When she had been absent for 10 months her employer contacted her and a meeting was arranged for May 17 2010. In the meantime the complainant developed a new gynaecological condition requiring surgery that was scheduled to take place on 1 June 2010. The meeting took place and during that meeting the complainant discussed her pre-existing condition and her more recent condition. The respondent wrote to the complainant requesting her to provide a return to work date by 8 June 2010 which should be no later than 14 June 2010. She responded stating that she could not return to work by 14 June and that her doctor had advised that she could return in a short period.
The Equality Officer found that the complainant’s initial condition was a disability for the purposes of the Acts. The respondent accepted that the complainant had indeed mentioned her condition during the meeting but that it was not realised that this was a disability. The Equality Officer found that the respondent was on notice of the complainant’s condition at least from the date of the meeting. She also found that the complainant’s inability to return to work was due to her disability and that the decision to dismiss was influenced by the complainant’s absence and her inability to return to work.

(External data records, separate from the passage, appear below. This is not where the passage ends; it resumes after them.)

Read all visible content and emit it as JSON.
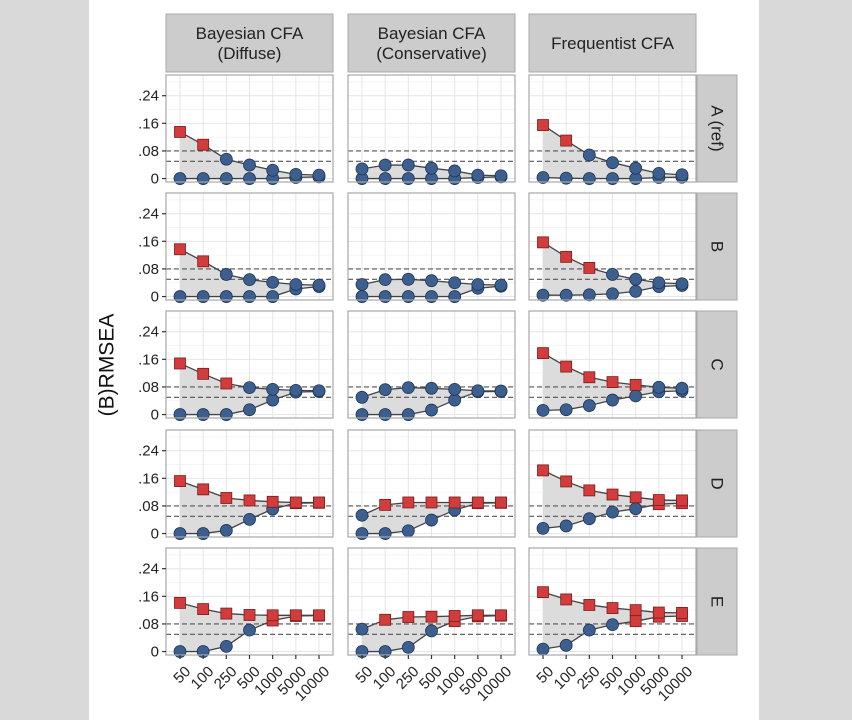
{
  "chart_data": {
    "type": "line",
    "title": "",
    "ylabel": "(B)RMSEA",
    "xlabel": "",
    "x_categories": [
      "50",
      "100",
      "250",
      "500",
      "1000",
      "5000",
      "10000"
    ],
    "y_ticks": [
      0,
      0.08,
      0.16,
      0.24
    ],
    "y_tick_labels": [
      "0",
      ".08",
      ".16",
      ".24"
    ],
    "ylim": [
      -0.01,
      0.3
    ],
    "reference_lines": [
      0.05,
      0.08
    ],
    "grid": true,
    "columns": [
      "Bayesian CFA\n(Diffuse)",
      "Bayesian CFA\n(Conservative)",
      "Frequentist CFA"
    ],
    "column_labels": [
      [
        "Bayesian CFA",
        "(Diffuse)"
      ],
      [
        "Bayesian CFA",
        "(Conservative)"
      ],
      [
        "Frequentist CFA"
      ]
    ],
    "rows": [
      "A (ref)",
      "B",
      "C",
      "D",
      "E"
    ],
    "marker_rule": "value above 0.08 shown as red square, otherwise blue circle",
    "colors": {
      "above": "#d23c3c",
      "below": "#3d5f8f",
      "ribbon": "#dcdcdc",
      "strip": "#cccccc",
      "line": "#444444"
    },
    "panels": [
      {
        "row": "A (ref)",
        "col": "Bayesian CFA (Diffuse)",
        "upper": [
          0.135,
          0.098,
          0.056,
          0.039,
          0.024,
          0.012,
          0.01
        ],
        "lower": [
          0,
          0,
          0,
          0,
          0,
          0.003,
          0.005
        ]
      },
      {
        "row": "A (ref)",
        "col": "Bayesian CFA (Conservative)",
        "upper": [
          0.028,
          0.039,
          0.039,
          0.03,
          0.022,
          0.01,
          0.008
        ],
        "lower": [
          0,
          0,
          0,
          0,
          0,
          0.003,
          0.005
        ]
      },
      {
        "row": "A (ref)",
        "col": "Frequentist CFA",
        "upper": [
          0.155,
          0.11,
          0.068,
          0.046,
          0.03,
          0.015,
          0.011
        ],
        "lower": [
          0.003,
          0.001,
          0,
          0,
          0,
          0.003,
          0.004
        ]
      },
      {
        "row": "B",
        "col": "Bayesian CFA (Diffuse)",
        "upper": [
          0.137,
          0.102,
          0.064,
          0.049,
          0.041,
          0.035,
          0.033
        ],
        "lower": [
          0,
          0,
          0,
          0,
          0,
          0.022,
          0.029
        ]
      },
      {
        "row": "B",
        "col": "Bayesian CFA (Conservative)",
        "upper": [
          0.035,
          0.049,
          0.05,
          0.046,
          0.04,
          0.035,
          0.033
        ],
        "lower": [
          0,
          0,
          0,
          0,
          0,
          0.024,
          0.03
        ]
      },
      {
        "row": "B",
        "col": "Frequentist CFA",
        "upper": [
          0.157,
          0.115,
          0.083,
          0.064,
          0.05,
          0.04,
          0.037
        ],
        "lower": [
          0.004,
          0.004,
          0.005,
          0.008,
          0.015,
          0.029,
          0.032
        ]
      },
      {
        "row": "C",
        "col": "Bayesian CFA (Diffuse)",
        "upper": [
          0.148,
          0.118,
          0.09,
          0.078,
          0.073,
          0.07,
          0.069
        ],
        "lower": [
          0,
          0,
          0,
          0.014,
          0.042,
          0.065,
          0.067
        ]
      },
      {
        "row": "C",
        "col": "Bayesian CFA (Conservative)",
        "upper": [
          0.05,
          0.072,
          0.078,
          0.076,
          0.073,
          0.069,
          0.068
        ],
        "lower": [
          0,
          0,
          0,
          0.013,
          0.042,
          0.066,
          0.067
        ]
      },
      {
        "row": "C",
        "col": "Frequentist CFA",
        "upper": [
          0.178,
          0.139,
          0.108,
          0.094,
          0.086,
          0.079,
          0.076
        ],
        "lower": [
          0.012,
          0.014,
          0.026,
          0.042,
          0.054,
          0.066,
          0.069
        ]
      },
      {
        "row": "D",
        "col": "Bayesian CFA (Diffuse)",
        "upper": [
          0.152,
          0.128,
          0.103,
          0.096,
          0.092,
          0.09,
          0.09
        ],
        "lower": [
          0,
          0,
          0.009,
          0.041,
          0.071,
          0.088,
          0.089
        ]
      },
      {
        "row": "D",
        "col": "Bayesian CFA (Conservative)",
        "upper": [
          0.053,
          0.083,
          0.09,
          0.09,
          0.09,
          0.09,
          0.09
        ],
        "lower": [
          0,
          0,
          0.008,
          0.039,
          0.068,
          0.088,
          0.089
        ]
      },
      {
        "row": "D",
        "col": "Frequentist CFA",
        "upper": [
          0.183,
          0.151,
          0.125,
          0.113,
          0.105,
          0.097,
          0.096
        ],
        "lower": [
          0.015,
          0.022,
          0.043,
          0.062,
          0.072,
          0.085,
          0.088
        ]
      },
      {
        "row": "E",
        "col": "Bayesian CFA (Diffuse)",
        "upper": [
          0.141,
          0.123,
          0.11,
          0.106,
          0.105,
          0.105,
          0.105
        ],
        "lower": [
          0,
          0,
          0.015,
          0.062,
          0.09,
          0.103,
          0.104
        ]
      },
      {
        "row": "E",
        "col": "Bayesian CFA (Conservative)",
        "upper": [
          0.065,
          0.092,
          0.1,
          0.101,
          0.103,
          0.105,
          0.105
        ],
        "lower": [
          0,
          0,
          0.012,
          0.06,
          0.088,
          0.102,
          0.104
        ]
      },
      {
        "row": "E",
        "col": "Frequentist CFA",
        "upper": [
          0.172,
          0.151,
          0.135,
          0.126,
          0.12,
          0.113,
          0.112
        ],
        "lower": [
          0.007,
          0.018,
          0.062,
          0.078,
          0.088,
          0.101,
          0.103
        ]
      }
    ]
  }
}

The complainant was awarded re-engagement from the date of dismissal with remuneration from 6 weeks later, meaning that the employer is required to pay almost three years pay, in addition to the award of €14,000 for the effects of the discrimination. Consider too the order in respect of training which is likely to create considerable expense.

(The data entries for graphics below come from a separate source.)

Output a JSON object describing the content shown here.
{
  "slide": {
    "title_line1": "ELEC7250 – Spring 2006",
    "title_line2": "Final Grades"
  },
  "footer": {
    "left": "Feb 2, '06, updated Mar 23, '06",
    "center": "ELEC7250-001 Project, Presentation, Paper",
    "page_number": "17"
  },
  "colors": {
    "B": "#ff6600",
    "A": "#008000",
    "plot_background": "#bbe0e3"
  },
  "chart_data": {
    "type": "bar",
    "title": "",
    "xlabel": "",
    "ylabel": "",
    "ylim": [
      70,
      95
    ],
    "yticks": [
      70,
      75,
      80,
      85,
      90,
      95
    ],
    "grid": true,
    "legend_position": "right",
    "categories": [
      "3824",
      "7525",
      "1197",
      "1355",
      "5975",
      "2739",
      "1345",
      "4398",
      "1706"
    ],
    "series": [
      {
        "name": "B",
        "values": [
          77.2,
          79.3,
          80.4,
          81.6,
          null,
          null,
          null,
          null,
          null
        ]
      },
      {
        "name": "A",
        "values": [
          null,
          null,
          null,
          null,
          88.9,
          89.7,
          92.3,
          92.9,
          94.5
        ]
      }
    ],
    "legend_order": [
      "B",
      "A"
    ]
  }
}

One thing that is not apparent from the Decision is why the second condition, the gynaecological condition, is not addressed. Of course, information may have been produced that is not included in the decision but I would suggest that this second condition may have constituted a new disability, albeit correctable by surgery.

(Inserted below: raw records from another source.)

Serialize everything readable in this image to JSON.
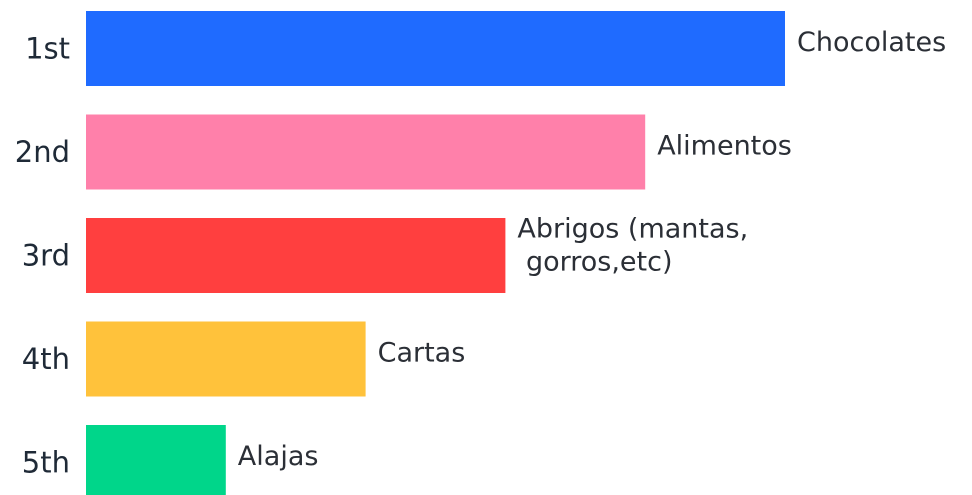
{
  "chart_data": {
    "type": "bar",
    "orientation": "horizontal",
    "ranks": [
      "1st",
      "2nd",
      "3rd",
      "4th",
      "5th"
    ],
    "categories": [
      "Chocolates",
      "Alimentos",
      "Abrigos (mantas, gorros,etc)",
      "Cartas",
      "Alajas"
    ],
    "category_lines": [
      [
        "Chocolates"
      ],
      [
        "Alimentos"
      ],
      [
        "Abrigos (mantas,",
        " gorros,etc)"
      ],
      [
        "Cartas"
      ],
      [
        "Alajas"
      ]
    ],
    "values": [
      5,
      4,
      3,
      2,
      1
    ],
    "colors": [
      "#1f6bff",
      "#ff80aa",
      "#ff3f3f",
      "#ffc23b",
      "#00d68a"
    ],
    "xlim": [
      0,
      5
    ],
    "title": "",
    "xlabel": "",
    "ylabel": "",
    "grid": false,
    "legend": "none"
  }
}
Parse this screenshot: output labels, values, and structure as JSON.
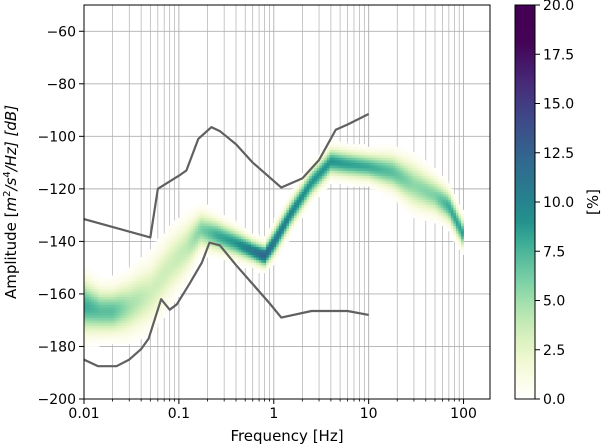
{
  "chart_data": {
    "type": "heatmap",
    "title": "",
    "xlabel": "Frequency [Hz]",
    "ylabel": "Amplitude [$m^2/s^4/Hz$] [dB]",
    "ylabel_main": "Amplitude [",
    "ylabel_unit": "m",
    "ylabel_exp1": "2",
    "ylabel_mid": "/s",
    "ylabel_exp2": "4",
    "ylabel_end": "/Hz] [dB]",
    "x_scale": "log",
    "xlim": [
      0.01,
      190
    ],
    "ylim": [
      -200,
      -50
    ],
    "x_ticks": [
      {
        "value": 0.01,
        "label": "0.01"
      },
      {
        "value": 0.1,
        "label": "0.1"
      },
      {
        "value": 1,
        "label": "1"
      },
      {
        "value": 10,
        "label": "10"
      },
      {
        "value": 100,
        "label": "100"
      }
    ],
    "y_ticks": [
      {
        "value": -60,
        "label": "−60"
      },
      {
        "value": -80,
        "label": "−80"
      },
      {
        "value": -100,
        "label": "−100"
      },
      {
        "value": -120,
        "label": "−120"
      },
      {
        "value": -140,
        "label": "−140"
      },
      {
        "value": -160,
        "label": "−160"
      },
      {
        "value": -180,
        "label": "−180"
      },
      {
        "value": -200,
        "label": "−200"
      }
    ],
    "grid": true,
    "colorbar": {
      "label": "[%]",
      "range": [
        0,
        20
      ],
      "colormap": "viridis_r",
      "ticks": [
        {
          "value": 0,
          "label": "0.0"
        },
        {
          "value": 2.5,
          "label": "2.5"
        },
        {
          "value": 5,
          "label": "5.0"
        },
        {
          "value": 7.5,
          "label": "7.5"
        },
        {
          "value": 10,
          "label": "10.0"
        },
        {
          "value": 12.5,
          "label": "12.5"
        },
        {
          "value": 15,
          "label": "15.0"
        },
        {
          "value": 17.5,
          "label": "17.5"
        },
        {
          "value": 20,
          "label": "20.0"
        }
      ]
    },
    "density_ridge": [
      {
        "f": 0.01,
        "db": -165,
        "spread": 6,
        "peak": 8
      },
      {
        "f": 0.015,
        "db": -167,
        "spread": 5,
        "peak": 7
      },
      {
        "f": 0.02,
        "db": -167,
        "spread": 5,
        "peak": 7
      },
      {
        "f": 0.03,
        "db": -165,
        "spread": 6,
        "peak": 5
      },
      {
        "f": 0.05,
        "db": -160,
        "spread": 7,
        "peak": 3.5
      },
      {
        "f": 0.08,
        "db": -150,
        "spread": 7,
        "peak": 3.5
      },
      {
        "f": 0.12,
        "db": -143,
        "spread": 6,
        "peak": 4
      },
      {
        "f": 0.17,
        "db": -136,
        "spread": 4,
        "peak": 6
      },
      {
        "f": 0.25,
        "db": -138,
        "spread": 3.5,
        "peak": 8
      },
      {
        "f": 0.4,
        "db": -141,
        "spread": 3,
        "peak": 9
      },
      {
        "f": 0.6,
        "db": -144,
        "spread": 2.5,
        "peak": 11
      },
      {
        "f": 0.8,
        "db": -146,
        "spread": 2.5,
        "peak": 12.5
      },
      {
        "f": 1.0,
        "db": -141,
        "spread": 3,
        "peak": 11
      },
      {
        "f": 1.5,
        "db": -130,
        "spread": 3,
        "peak": 10
      },
      {
        "f": 2.5,
        "db": -118,
        "spread": 3,
        "peak": 9
      },
      {
        "f": 4,
        "db": -110,
        "spread": 3,
        "peak": 9
      },
      {
        "f": 6,
        "db": -111,
        "spread": 3,
        "peak": 8.5
      },
      {
        "f": 10,
        "db": -112,
        "spread": 3,
        "peak": 8
      },
      {
        "f": 18,
        "db": -114,
        "spread": 4,
        "peak": 7
      },
      {
        "f": 30,
        "db": -119,
        "spread": 5,
        "peak": 5.5
      },
      {
        "f": 50,
        "db": -123,
        "spread": 4,
        "peak": 6
      },
      {
        "f": 70,
        "db": -127,
        "spread": 3.5,
        "peak": 8
      },
      {
        "f": 100,
        "db": -138,
        "spread": 3,
        "peak": 8.5
      }
    ],
    "series": [
      {
        "x": [
          0.01,
          0.05,
          0.06,
          0.1,
          0.12,
          0.16,
          0.22,
          0.27,
          0.4,
          0.6,
          1.2,
          2.0,
          3.0,
          4.5,
          6.0,
          10.0
        ],
        "y": [
          -131.5,
          -138.5,
          -120.0,
          -115.0,
          -113.0,
          -101.0,
          -96.5,
          -98.0,
          -103.0,
          -110.0,
          -119.5,
          -116.0,
          -109.0,
          -97.5,
          -95.5,
          -91.5
        ]
      },
      {
        "x": [
          0.01,
          0.014,
          0.022,
          0.03,
          0.04,
          0.048,
          0.065,
          0.08,
          0.095,
          0.13,
          0.175,
          0.21,
          0.27,
          0.4,
          0.9,
          1.2,
          2.5,
          6.0,
          10.0
        ],
        "y": [
          -185.0,
          -187.5,
          -187.5,
          -185.0,
          -181.0,
          -177.0,
          -162.0,
          -166.0,
          -164.0,
          -156.0,
          -148.0,
          -140.5,
          -141.5,
          -149.0,
          -163.5,
          -169.0,
          -166.5,
          -166.5,
          -168.0
        ]
      }
    ]
  }
}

I would also suggest that a very simple reasonable accommodation that might have been afforded the complainant was some extra time to recover from the operation on 1 June 2010 relating to this second condition. And finally, it is unclear whether it was the first condition, found to be a disability, that was actually preventing the complainant from returning to work or whether it was the more recent surgery relating to the second condition. Frankly, however, the end result for the employer would likely be the same.
Full decision:
Why is this case important?
- Do your managers know to pass on to HR any information they are given in respect of an illness or condition that an employee informs them off?
- Does whoever makes dismissal decisions understand the concepts of, and provisions relating to, reasonable accommodation in addition to direct discrimination on the disability ground?
- Where new illness information is presented in the midst of an absence review process how is that handled?